Ms Williams’ case is illustrative of the fact that, on becoming pregnant in Ireland, women no longer have the same decision-making power over their own bodies. Indeed, the threat of being brought to court is often enough to convince women to submit to medical procedures they do not actively want.

Philomena Canning, Chairperson of Midwives for Choice says:

“Geraldine’s case is unusual in that she was not threatened with court, she was actually brought to court. In a paternalistic maternity care culture, rooted in a model of blanket medical policy that fails to respect the right to informed consent, more usually women who do not consent to routine procedures and interventions are threatened with a High Court order. This approach in and of itself tends to ensure the compliance of vulnerable women at full term pregnancy or who are actively labouring.”

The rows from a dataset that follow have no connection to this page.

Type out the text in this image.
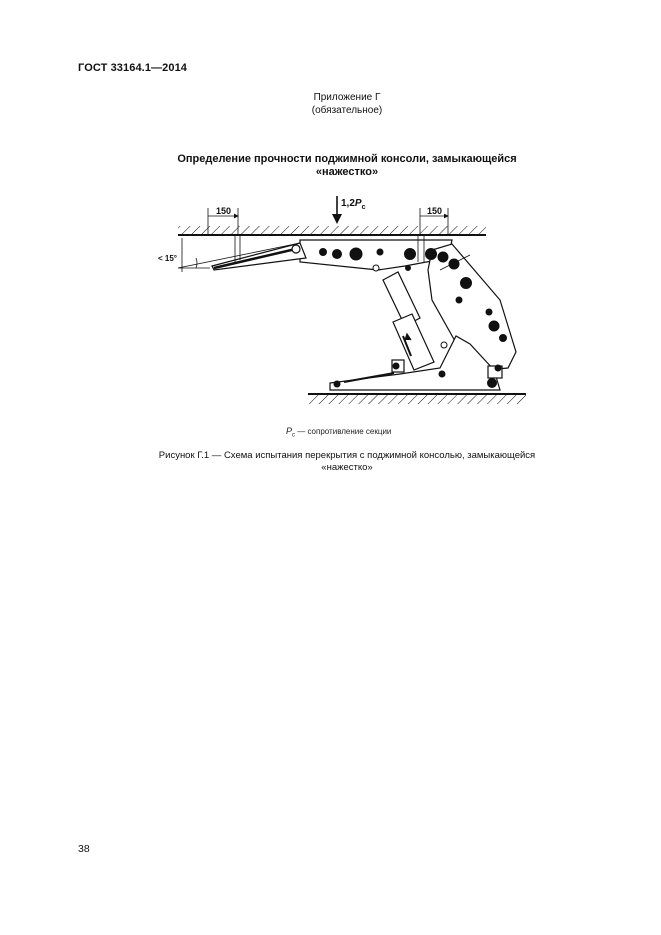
ГОСТ 33164.1—2014
Приложение Г
(обязательное)
Определение прочности поджимной консоли, замыкающейся
«нажестко»
150	150
$1,2P_c$
< 15°
$P_c$ — сопротивление секции
Рисунок Г.1 — Схема испытания перекрытия с поджимной консолью, замыкающейся
«нажестко»
38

According to several studies, pregnant women in Ireland are frequently denied the option of refusing tests and invasive procedures during labour.

Ms. Canning says:

“For the wider context, we can look to the survey involving some 3,000 women by AIMS Ireland in 2014-2015. Half of the women surveyed had been denied the opportunity to decline a treatment or atest of procedure during pregnancy (49%). There are similar statistics during labour and birth (50%).”

ICCL is calling for a yes vote to protect consent during pregnancy and birth.